One of the most commonly taught LSAT Logical Reasoning strategies is diagramming. You’ve probably seen it before—with arrows, squiggly lines, and abbreviations, Logical Reasoning diagrams look like a boatload of gibberish.
Consider this argument: “All elephants are pink. Dumbo is an elephant. Therefore, Dumbo is pink.” Another LSAT instructor may tell you to notate the argument as follows:
E → Pink and Not Pink → Not E
D → E and Not E → Not D
Therefore, D → Pink and Not Pink → Not D
Maybe these notations make sense to you. Maybe they don’t. Either way, writing them down is counterproductive. It’s easier to understand an argument using common sense than to doodle it out.
Given that “Dumbo is an elephant,” common sense tells us that if something is not an elephant, it can’t be Dumbo. Restating a conditional claim in this way is sometimes called identifying the “contrapositive,” but Thinking LSAT and LSAT Demon teachers avoid unnecessary jargon in lessons.
Diagramming takes a long time and is susceptible to mistakes.

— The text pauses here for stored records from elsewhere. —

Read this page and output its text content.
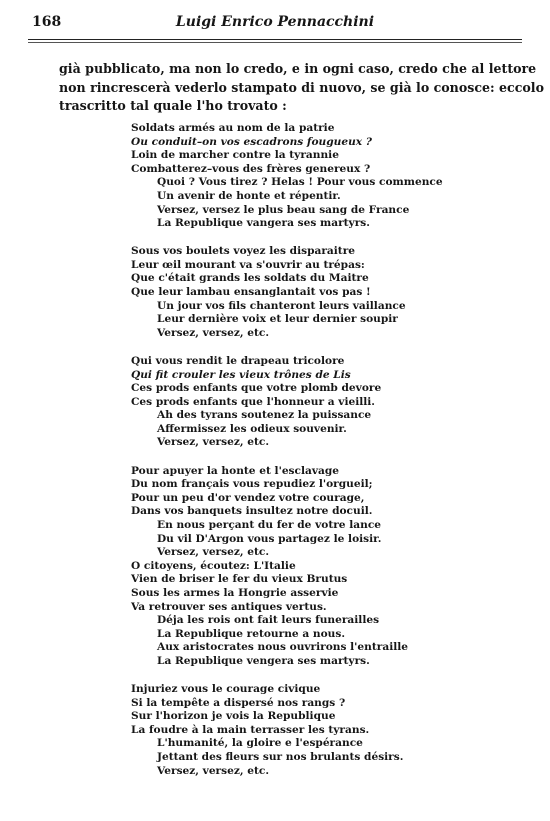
168	Luigi Enrico Pennacchini
già pubblicato, ma non lo credo, e in ogni caso, credo che al lettore
non rincrescerà vederlo stampato di nuovo, se già lo conosce: eccolo
trascritto tal quale l'ho trovato :
Soldats armés au nom de la patrie
Ou conduit–on vos escadrons fougueux ?
Loin de marcher contre la tyrannie
Combatterez–vous des frères genereux ?
Quoi ? Vous tirez ? Helas ! Pour vous commence
Un avenir de honte et répentir.
Versez, versez le plus beau sang de France
La Republique vangera ses martyrs.
Sous vos boulets voyez les disparaitre
Leur œil mourant va s'ouvrir au trépas:
Que c'était grands les soldats du Maitre
Que leur lambau ensanglantait vos pas !
Un jour vos fils chanteront leurs vaillance
Leur dernière voix et leur dernier soupir
Versez, versez, etc.
Qui vous rendit le drapeau tricolore
Qui fit crouler les vieux trônes de Lis
Ces prods enfants que votre plomb devore
Ces prods enfants que l'honneur a vieilli.
Ah des tyrans soutenez la puissance
Affermissez les odieux souvenir.
Versez, versez, etc.
Pour apuyer la honte et l'esclavage
Du nom français vous repudiez l'orgueil;
Pour un peu d'or vendez votre courage,
Dans vos banquets insultez notre docuil.
En nous perçant du fer de votre lance
Du vil D'Argon vous partagez le loisir.
Versez, versez, etc.
O citoyens, écoutez: L'Italie
Vien de briser le fer du vieux Brutus
Sous les armes la Hongrie asservie
Va retrouver ses antiques vertus.
Déja les rois ont fait leurs funerailles
La Republique retourne a nous.
Aux aristocrates nous ouvrirons l'entraille
La Republique vengera ses martyrs.
Injuriez vous le courage civique
Si la tempête a dispersé nos rangs ?
Sur l'horizon je vois la Republique
La foudre à la main terrasser les tyrans.
L'humanité, la gloire e l'espérance
Jettant des fleurs sur nos brulants désirs.
Versez, versez, etc.
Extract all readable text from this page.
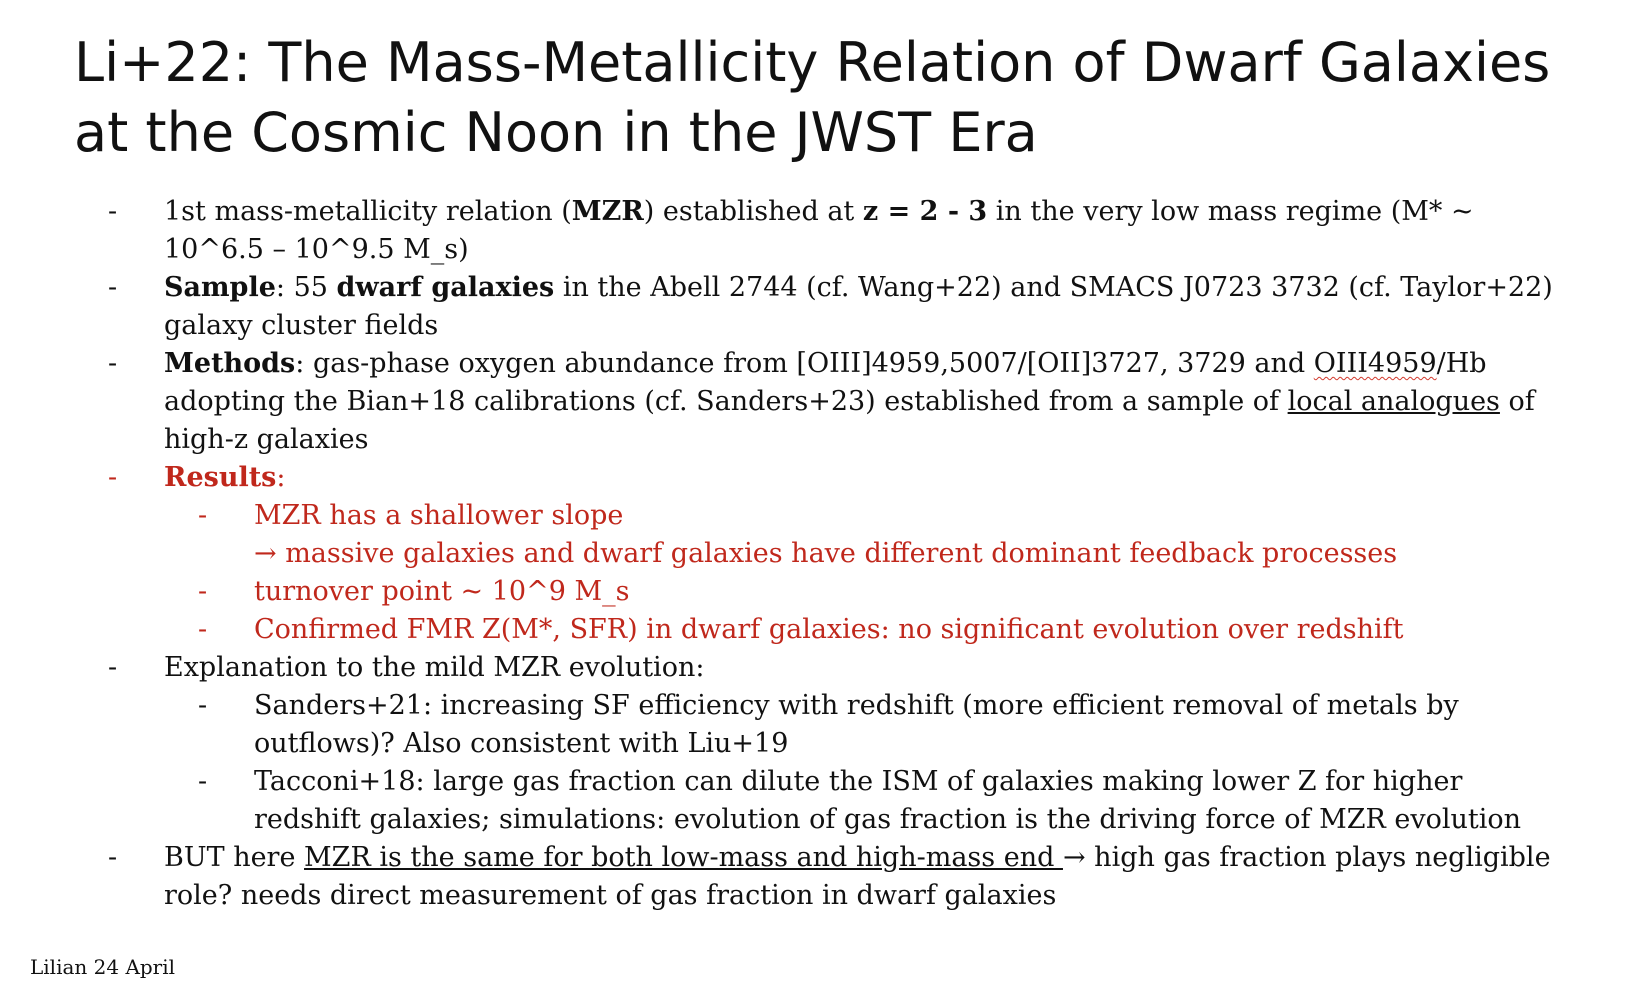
Li+22: The Mass-Metallicity Relation of Dwarf Galaxies at the Cosmic Noon in the JWST Era
- 1st mass-metallicity relation (MZR) established at z = 2 - 3 in the very low mass regime (M* ~ 10^6.5 – 10^9.5 M_s)
- Sample: 55 dwarf galaxies in the Abell 2744 (cf. Wang+22) and SMACS J0723 3732 (cf. Taylor+22) galaxy cluster fields
- Methods: gas-phase oxygen abundance from [OIII]4959,5007/[OII]3727, 3729 and OIII4959/Hb adopting the Bian+18 calibrations (cf. Sanders+23) established from a sample of local analogues of high-z galaxies
- Results:
- MZR has a shallower slope
→ massive galaxies and dwarf galaxies have different dominant feedback processes
- turnover point ~ 10^9 M_s
- Confirmed FMR Z(M*, SFR) in dwarf galaxies: no significant evolution over redshift
- Explanation to the mild MZR evolution:
- Sanders+21: increasing SF efficiency with redshift (more efficient removal of metals by outflows)? Also consistent with Liu+19
- Tacconi+18: large gas fraction can dilute the ISM of galaxies making lower Z for higher redshift galaxies; simulations: evolution of gas fraction is the driving force of MZR evolution
- BUT here MZR is the same for both low-mass and high-mass end → high gas fraction plays negligible role? needs direct measurement of gas fraction in dwarf galaxies
Lilian 24 April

Time spent drawing arrows and rewording the exact same information in different ways could be better spent actually understanding the argument.
If you get stuck on any part of an argument (in this case, if you can’t wrap your mind around the idea that all elephants are pink), try to visualize it. Don’t diagram it abstractly on paper, or you will only compound your confusion.